1. Make Good Choices in the First Minutes: Actually, there are important financial considerations well before the first minutes of marriage. Bluntly, spending a fortune on the wedding is stupid. A recent wedding Gildshire attended included a champagne toast. Of course, it was impressive, but how much did the champagne for the toast, all by itself, cost? Try $5,000. Five large pays for an Alaska cruise to celebrate the first anniversary. It’s a down payment on a second car.
A lake, friends and family, and a preacher to tie the knot. That’s all this couple needed.
This speaks to a larger issue. The average cost for a wedding is $25,680. Just for fun, we researched the average cost for a wedding in New York City. As it turned out, the number was more staggering than fun. Try $74,112. Making good choices for your wedding starts you on a path to a successful financial life together.
2. Be Honest About Which One You Are: Every marriage has a spender and a saver. Every…single…marriage. Know who you are and go into the marriage knowing there is no right or wrong role. The spender isn’t necessarily reckless, and the saver isn’t necessarily stodgy and paranoid. Know also that neither the spender nor the saver can, or should, always win in a dispute. That is the hard part for many couples.
3. The “B” Word: Not that one. “Budget.” Realistic and honest, it needs to include an assessment of the monthly bills, and it needs to include fun money.
It doesn’t need to be elaborate. It just needs to be.
The family budget needs to be readily available as a reference point. This one is non-negotiable. Make one tonight.
4. Limit Conversations: Communication is the most important factor in successful relationships. We get that, but enough is enough and it’s often too much. Having to justify every expenditure is exhausting. Instead, pick an amount that can be spent without having to consult. Then, set an amount that needs a phone call or text. Finally, decide on an amount that needs a face-to-face encounter. One couple uses $50, $51-$99, and $100+, but your number depends on your bottom line as a couple.

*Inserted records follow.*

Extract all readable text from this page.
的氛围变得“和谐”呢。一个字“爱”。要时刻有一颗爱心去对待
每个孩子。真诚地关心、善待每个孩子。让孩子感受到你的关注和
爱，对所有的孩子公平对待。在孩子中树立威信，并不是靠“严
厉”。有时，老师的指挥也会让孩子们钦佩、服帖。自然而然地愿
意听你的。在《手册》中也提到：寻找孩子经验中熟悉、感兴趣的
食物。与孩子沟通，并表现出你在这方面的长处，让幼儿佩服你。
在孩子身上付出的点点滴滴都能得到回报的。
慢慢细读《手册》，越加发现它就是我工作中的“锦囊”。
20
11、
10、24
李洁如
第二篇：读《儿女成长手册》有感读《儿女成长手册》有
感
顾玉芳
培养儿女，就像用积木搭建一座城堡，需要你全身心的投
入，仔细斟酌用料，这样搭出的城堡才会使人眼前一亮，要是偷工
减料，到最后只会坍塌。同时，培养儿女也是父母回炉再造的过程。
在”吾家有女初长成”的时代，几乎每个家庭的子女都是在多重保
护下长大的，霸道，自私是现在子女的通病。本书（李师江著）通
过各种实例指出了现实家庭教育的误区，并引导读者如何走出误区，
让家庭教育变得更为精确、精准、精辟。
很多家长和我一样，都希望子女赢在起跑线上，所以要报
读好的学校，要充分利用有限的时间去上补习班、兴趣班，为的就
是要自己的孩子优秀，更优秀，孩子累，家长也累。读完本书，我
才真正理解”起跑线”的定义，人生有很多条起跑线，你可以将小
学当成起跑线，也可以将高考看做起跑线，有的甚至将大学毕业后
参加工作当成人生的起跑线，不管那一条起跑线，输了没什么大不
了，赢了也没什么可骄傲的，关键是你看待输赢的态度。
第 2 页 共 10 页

5. The Golden Rule Has Nothing to Do With Gold in Your Portfolio: Instead, it has to do with the first rule you were taught about how to treat others. Discussions about money will happen. They won’t always be the happiest talk you have in a week, but fundamental rules apply as time goes by. Make sure the hot button words we named earlier (“cheapskate,” gasbag,” etc) are out of bounds. Remember, as long as the arrangement is honest no one is right or wrong.

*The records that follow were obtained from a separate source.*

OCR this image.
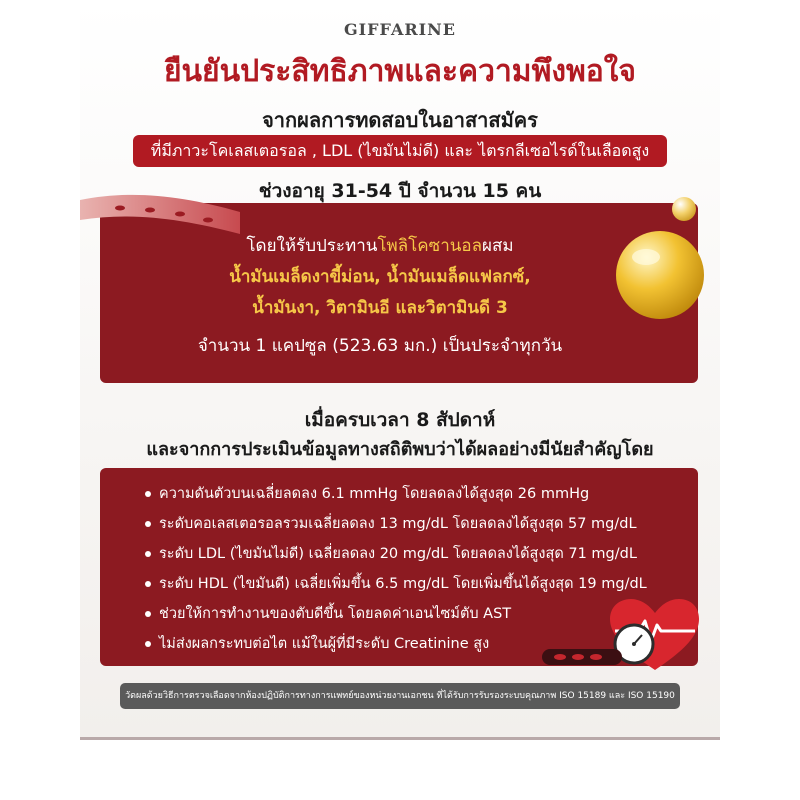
GIFFARINE
ยืนยันประสิทธิภาพและความพึงพอใจ
จากผลการทดสอบในอาสาสมัคร
ที่มีภาวะโคเลสเตอรอล , LDL (ไขมันไม่ดี) และ ไตรกลีเซอไรด์ในเลือดสูง
ช่วงอายุ 31-54 ปี จำนวน 15 คน
โดยให้รับประทานโพลิโคซานอลผสม
น้ำมันเมล็ดงาขี้ม่อน, น้ำมันเมล็ดแฟลกซ์,
น้ำมันงา, วิตามินอี และวิตามินดี 3
จำนวน 1 แคปซูล (523.63 มก.) เป็นประจำทุกวัน
เมื่อครบเวลา 8 สัปดาห์
และจากการประเมินข้อมูลทางสถิติพบว่าได้ผลอย่างมีนัยสำคัญโดย
ความดันตัวบนเฉลี่ยลดลง 6.1 mmHg โดยลดลงได้สูงสุด 26 mmHg
ระดับคอเลสเตอรอลรวมเฉลี่ยลดลง 13 mg/dL โดยลดลงได้สูงสุด 57 mg/dL
ระดับ LDL (ไขมันไม่ดี) เฉลี่ยลดลง 20 mg/dL โดยลดลงได้สูงสุด 71 mg/dL
ระดับ HDL (ไขมันดี) เฉลี่ยเพิ่มขึ้น 6.5 mg/dL โดยเพิ่มขึ้นได้สูงสุด 19 mg/dL
ช่วยให้การทำงานของตับดีขึ้น โดยลดค่าเอนไซม์ตับ AST
ไม่ส่งผลกระทบต่อไต แม้ในผู้ที่มีระดับ Creatinine สูง
วัดผลด้วยวิธีการตรวจเลือดจากห้องปฏิบัติการทางการแพทย์ของหน่วยงานเอกชน ที่ได้รับการรับรองระบบคุณภาพ ISO 15189 และ ISO 15190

6. Don’t Hesitate to Enlist Additional Ears: If money squabbles have turned into full-on conflagrations they may have hijacked your marriage. Now, you’re coming close to calling it, and more drastic measures may need to be employed. Consider enlisting another set of ears, such as a financial planner.

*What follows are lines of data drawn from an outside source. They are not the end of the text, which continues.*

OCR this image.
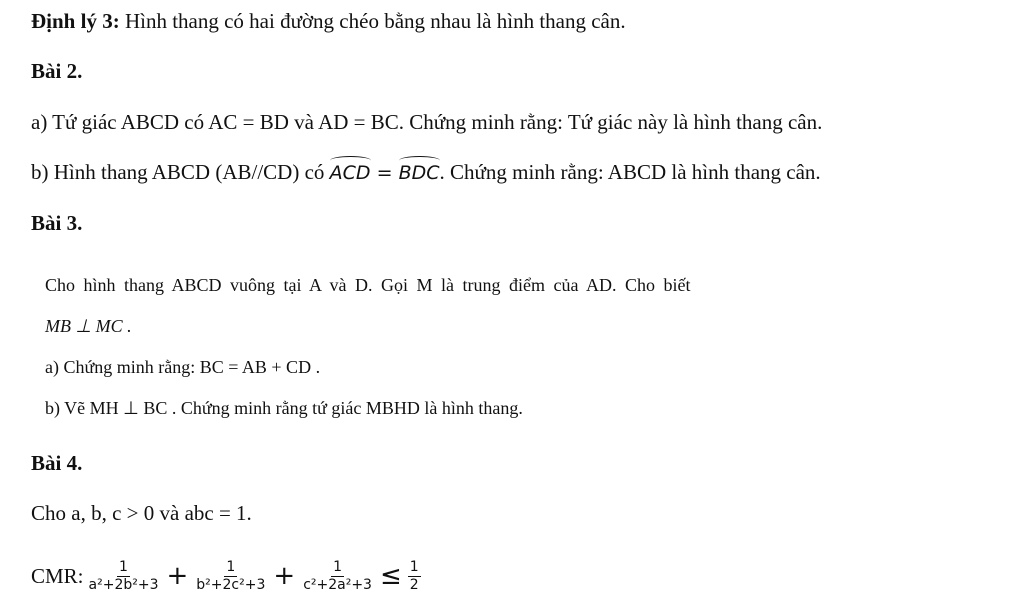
Định lý 3: Hình thang có hai đường chéo bằng nhau là hình thang cân.
Bài 2.
a) Tứ giác ABCD có AC = BD và AD = BC. Chứng minh rằng: Tứ giác này là hình thang cân.
b) Hình thang ABCD (AB//CD) có ACD = BDC. Chứng minh rằng: ABCD là hình thang cân.
Bài 3.
Cho hình thang ABCD vuông tại A và D. Gọi M là trung điểm của AD. Cho biết
MB ⊥ MC .
a) Chứng minh rằng: BC = AB + CD .
b) Vẽ MH ⊥ BC . Chứng minh rằng tứ giác MBHD là hình thang.
Bài 4.
Cho a, b, c > 0 và abc = 1.
CMR: $\frac{1}{\text{a²+2b²+3}} + \frac{1}{\text{b²+2c²+3}} + \frac{1}{\text{c²+2a²+3}} \le \frac{1}{2}$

Couples recently separated from the military often have questions about navigating the civilian financial world.
Find one that charges by the hour, thereby avoiding a long-term financial commitment to someone ostensibly helping you avoid long-term financial commitments. Or, if you are a religious couple, enlist the help of a church ministry. A couple’s therapist is another possibility. Finally, there is an emerging discipline known as “financial therapy, specifically helping couples navigate the seas of financial turmoil.
He really is dashing and she’s as captivating as the day you first danced on the beach at Table Bluff. You just have to get over this whole money thing, and you can. Trust us on that one.